Lpk | Surabaya – Perkumpulan Penguni Surat Ijo Surabaya, Jawa Timur akan tetap memperjuangkan hak atas tanah yang mereka tempati selama ini. Tanah yang ada bukan merupakan aset pemerintah kota Surabaya.
Saat ini warga yang menghuni kawasan ini lebih dari 50 persen memiliki rumah dan bukan 15 persen sebagaimana yang dilaporkan walikota. Tanah Surat Ijo itu tidak masuk aset pemkot, buktinya dalam neraca yang disahkan dewan surat ijo tidak masuk dalam daftar neraca.
Koordinator Perkumpulan Penghuni Tanah Surat Ijo Surabaya, H. Moch Faried SH menyampaikan hal ini kepada Wartawan di Universitas Wijaya Kusuma Jl. Dukuh Kupang Barat 1/31 Surabaya, Kamis (19/3).
Menurut Faried, seperti disampaikan saat pendataan, walikota dilaporkan bahwa hanyalah Surat Ijo yang dihuni oleh masyarakat pemukim yang katanya hanya 15 persen di luasan yang ada ini sebagai tempat tinggal.
Namun, faktanya tidak demikian karena justru yang bermukim di lahan itu lebih dari 50 persen masyarakat Surat Ijo ada tempat tinggal semua.
Kecuali di tepi-tepi jalan ada usaha restoran, tapi yang tinggal tidak 15 persen.

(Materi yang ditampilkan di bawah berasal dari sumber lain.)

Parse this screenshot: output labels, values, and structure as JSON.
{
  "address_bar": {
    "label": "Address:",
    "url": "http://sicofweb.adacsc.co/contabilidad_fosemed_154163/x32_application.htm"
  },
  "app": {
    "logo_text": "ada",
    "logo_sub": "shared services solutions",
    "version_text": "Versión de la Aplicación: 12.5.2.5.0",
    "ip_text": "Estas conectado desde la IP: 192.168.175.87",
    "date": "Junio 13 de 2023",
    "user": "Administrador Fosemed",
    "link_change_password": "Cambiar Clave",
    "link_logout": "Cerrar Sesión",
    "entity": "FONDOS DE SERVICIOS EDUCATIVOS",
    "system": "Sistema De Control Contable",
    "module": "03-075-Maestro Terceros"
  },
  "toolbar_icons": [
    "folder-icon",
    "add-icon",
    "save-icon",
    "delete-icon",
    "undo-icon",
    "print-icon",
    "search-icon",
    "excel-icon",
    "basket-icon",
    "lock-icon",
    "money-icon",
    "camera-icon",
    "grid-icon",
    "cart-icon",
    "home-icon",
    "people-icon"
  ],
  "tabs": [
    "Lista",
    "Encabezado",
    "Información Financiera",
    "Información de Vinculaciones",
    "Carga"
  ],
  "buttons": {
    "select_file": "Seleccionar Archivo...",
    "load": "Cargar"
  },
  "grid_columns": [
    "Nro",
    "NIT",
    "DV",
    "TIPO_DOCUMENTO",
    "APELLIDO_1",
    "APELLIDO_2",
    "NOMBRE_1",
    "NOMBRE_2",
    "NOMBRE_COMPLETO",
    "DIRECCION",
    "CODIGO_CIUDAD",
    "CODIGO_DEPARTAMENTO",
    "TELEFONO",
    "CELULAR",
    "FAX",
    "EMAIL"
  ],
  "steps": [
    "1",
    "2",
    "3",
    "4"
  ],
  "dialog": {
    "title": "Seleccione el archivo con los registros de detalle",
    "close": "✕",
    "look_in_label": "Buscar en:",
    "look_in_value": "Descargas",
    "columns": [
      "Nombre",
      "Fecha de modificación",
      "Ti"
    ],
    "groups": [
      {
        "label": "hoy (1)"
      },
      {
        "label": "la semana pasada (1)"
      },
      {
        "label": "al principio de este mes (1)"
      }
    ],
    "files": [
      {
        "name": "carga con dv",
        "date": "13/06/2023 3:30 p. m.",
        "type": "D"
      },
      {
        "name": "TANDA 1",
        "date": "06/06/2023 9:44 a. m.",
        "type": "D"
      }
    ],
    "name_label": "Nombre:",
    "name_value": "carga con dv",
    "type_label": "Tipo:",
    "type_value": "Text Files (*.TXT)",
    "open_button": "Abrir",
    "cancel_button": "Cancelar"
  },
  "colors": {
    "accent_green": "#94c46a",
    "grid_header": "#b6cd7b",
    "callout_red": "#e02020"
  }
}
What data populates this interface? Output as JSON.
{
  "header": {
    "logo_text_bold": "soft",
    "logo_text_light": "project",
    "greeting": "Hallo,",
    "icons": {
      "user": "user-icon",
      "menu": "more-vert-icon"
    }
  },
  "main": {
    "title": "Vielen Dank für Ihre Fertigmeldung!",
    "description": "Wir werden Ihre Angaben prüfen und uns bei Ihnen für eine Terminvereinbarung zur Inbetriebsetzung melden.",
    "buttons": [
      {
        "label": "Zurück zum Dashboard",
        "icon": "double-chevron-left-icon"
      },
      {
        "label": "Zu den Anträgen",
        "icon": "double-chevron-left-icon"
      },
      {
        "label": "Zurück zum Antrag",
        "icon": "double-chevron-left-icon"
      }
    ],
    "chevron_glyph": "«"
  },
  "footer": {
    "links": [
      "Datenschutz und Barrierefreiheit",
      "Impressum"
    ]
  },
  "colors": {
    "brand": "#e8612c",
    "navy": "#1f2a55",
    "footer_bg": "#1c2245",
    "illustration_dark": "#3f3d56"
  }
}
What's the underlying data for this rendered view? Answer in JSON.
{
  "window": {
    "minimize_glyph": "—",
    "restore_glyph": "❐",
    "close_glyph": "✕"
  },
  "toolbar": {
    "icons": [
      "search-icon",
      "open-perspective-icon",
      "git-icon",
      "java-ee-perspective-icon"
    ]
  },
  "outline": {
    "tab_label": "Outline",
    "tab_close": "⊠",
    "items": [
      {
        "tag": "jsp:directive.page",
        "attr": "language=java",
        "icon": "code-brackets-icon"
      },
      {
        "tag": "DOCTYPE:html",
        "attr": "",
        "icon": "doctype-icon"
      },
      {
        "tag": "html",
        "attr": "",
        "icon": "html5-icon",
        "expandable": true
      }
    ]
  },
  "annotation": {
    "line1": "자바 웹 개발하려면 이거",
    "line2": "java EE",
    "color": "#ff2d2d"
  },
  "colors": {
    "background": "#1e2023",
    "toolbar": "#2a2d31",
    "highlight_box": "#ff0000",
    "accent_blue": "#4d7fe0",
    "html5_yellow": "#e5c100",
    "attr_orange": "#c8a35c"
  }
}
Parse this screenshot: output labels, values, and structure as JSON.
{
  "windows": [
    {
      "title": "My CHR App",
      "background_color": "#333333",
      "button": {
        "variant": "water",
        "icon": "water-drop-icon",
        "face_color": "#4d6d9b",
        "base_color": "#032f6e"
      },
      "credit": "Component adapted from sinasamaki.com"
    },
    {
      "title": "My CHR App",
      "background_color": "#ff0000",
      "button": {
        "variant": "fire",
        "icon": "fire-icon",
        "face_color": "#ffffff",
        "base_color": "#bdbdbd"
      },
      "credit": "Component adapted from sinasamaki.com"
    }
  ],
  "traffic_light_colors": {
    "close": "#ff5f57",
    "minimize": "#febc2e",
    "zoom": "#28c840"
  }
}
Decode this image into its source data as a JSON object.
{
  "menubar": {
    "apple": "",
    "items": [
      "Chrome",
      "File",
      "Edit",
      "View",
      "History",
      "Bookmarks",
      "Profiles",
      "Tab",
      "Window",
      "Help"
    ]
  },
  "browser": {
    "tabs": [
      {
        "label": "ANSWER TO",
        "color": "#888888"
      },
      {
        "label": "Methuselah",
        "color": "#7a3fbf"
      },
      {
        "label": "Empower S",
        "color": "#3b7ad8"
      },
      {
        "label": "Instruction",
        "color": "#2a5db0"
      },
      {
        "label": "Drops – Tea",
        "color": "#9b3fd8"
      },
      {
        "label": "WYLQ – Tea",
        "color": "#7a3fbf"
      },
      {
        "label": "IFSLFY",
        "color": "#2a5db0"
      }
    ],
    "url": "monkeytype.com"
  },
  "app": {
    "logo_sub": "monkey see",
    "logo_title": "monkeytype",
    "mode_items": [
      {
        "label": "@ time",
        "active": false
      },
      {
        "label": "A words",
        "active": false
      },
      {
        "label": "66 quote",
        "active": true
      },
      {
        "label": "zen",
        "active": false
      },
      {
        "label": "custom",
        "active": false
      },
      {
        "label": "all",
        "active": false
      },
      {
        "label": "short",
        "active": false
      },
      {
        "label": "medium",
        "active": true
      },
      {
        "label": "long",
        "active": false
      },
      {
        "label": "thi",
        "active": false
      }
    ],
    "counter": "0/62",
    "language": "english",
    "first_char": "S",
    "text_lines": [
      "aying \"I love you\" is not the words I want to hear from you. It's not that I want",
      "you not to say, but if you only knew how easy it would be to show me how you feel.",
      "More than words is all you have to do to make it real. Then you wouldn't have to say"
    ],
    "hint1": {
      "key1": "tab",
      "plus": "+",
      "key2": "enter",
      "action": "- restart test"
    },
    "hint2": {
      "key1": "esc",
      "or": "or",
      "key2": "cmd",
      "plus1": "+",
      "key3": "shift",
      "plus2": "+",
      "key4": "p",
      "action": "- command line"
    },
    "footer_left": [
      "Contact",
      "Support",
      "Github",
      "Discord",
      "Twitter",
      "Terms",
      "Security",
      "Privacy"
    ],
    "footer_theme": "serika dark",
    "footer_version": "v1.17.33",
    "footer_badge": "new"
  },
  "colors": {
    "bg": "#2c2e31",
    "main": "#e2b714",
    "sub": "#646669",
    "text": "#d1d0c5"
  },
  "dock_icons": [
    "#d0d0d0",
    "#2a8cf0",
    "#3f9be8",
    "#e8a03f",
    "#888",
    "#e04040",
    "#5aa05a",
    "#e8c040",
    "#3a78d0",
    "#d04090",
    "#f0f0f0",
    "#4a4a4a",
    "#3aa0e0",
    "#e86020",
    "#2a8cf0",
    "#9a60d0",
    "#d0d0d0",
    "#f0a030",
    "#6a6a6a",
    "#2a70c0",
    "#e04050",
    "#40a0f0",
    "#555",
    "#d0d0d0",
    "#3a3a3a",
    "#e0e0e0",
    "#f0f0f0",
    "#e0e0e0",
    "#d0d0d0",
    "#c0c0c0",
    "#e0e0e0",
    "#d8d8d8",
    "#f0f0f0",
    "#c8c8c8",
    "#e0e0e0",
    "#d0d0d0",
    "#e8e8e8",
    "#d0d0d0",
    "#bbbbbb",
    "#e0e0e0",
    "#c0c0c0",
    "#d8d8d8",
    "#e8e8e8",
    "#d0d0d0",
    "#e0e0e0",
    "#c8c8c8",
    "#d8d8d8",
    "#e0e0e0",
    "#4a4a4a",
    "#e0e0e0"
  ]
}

Terhadap hal ini, kata Faried, pihaknya menjawabinya guna memperjuangkan kepastian hak atas tanah yang sudah ditempati warga sekian tahun lamanya.
Dimintai pendapatnya soal apabila setelah pendataan dan diserahkan ke Kementrian ATR dan tidak ada respon dari Pemerintah Kota Surabaya, langkah apa yang dilakukan, Farid mengatakan, tergantung otoritas menteri.
“Tanah-tanah negara itu keputusannya pada menteri bukan pada walikota. Kalau nanti Menteri mengeluarkan keputusan bahwa kawasan surat ijo merupakan milikĀ pemkot Surabaya, kami akan bertanya alasannya apa. Karena kami menengarai alasan sah itu tidak dipegang walikota. Kalaupun ada itu menyalahi persyaratan yang ditetapkanĀ Menteri Agraria,” tegasnya.
Dirinya menegaskan, tanah Surat Ijo itu tidak masuk aset pemkot Surabaya. buktinya dalam neraca yang disahkan dewan surat ijo tidak masuk dalam daftar neraca. Tidak ada bukti bahwa ketika pemda menguasai tanah yang dihuni masyarakat, warga tidak mengganti rugi satu sen pun.
“Jadi kami meyakini itu bukan tanah pemkot. Kami akan terus berjuang dengan cara persuasif edukatif dan kooperatif,” ujarnya.
Soal Pemkot Surabaya beberapa waktu lalu meminta warga untuk menempuh jalur hukum, Faried balik mengatakan, konteksnya dibalik saja. Dirinya mempersilahkan walikota balik menuntut mereka.
“Tuntut saja. Kami akan layani. Secara de facto sejak lama warga di sana. Dari banyak keputusan walikota yang diterbitkan kepada kami jelas dikatakan bahwa sebagian tanah yang dipakai adalah tanah negara. Dikatakan walikota sendiri loh. Dalam perkembangannya setelah jadi tanah negara tidak ada kejelasan, asal usulnya tidak ada,” katanya.
Dirinya mengatakan, pada era 1980-an surat keputusannya yang diterbitkan masih bagus. Namun saat ini, pertimbangannya apa, Pemkot mempertahankan sebagai asetnya.
“Alasannya itu, Karena walikota terlanjur mendaftar sebagai aset pemda. Sebagian pendapatan untuk kas kota. Andaikan tanah surat ijo dijual murah kemudian uangnya ditaruh di bank maka akan membantu PAD dari sumber yang sama akan melebihi yang ada sekarang Rp 500 miliar bisa mencapai triliunan rupiah,” tegasnya.(ir).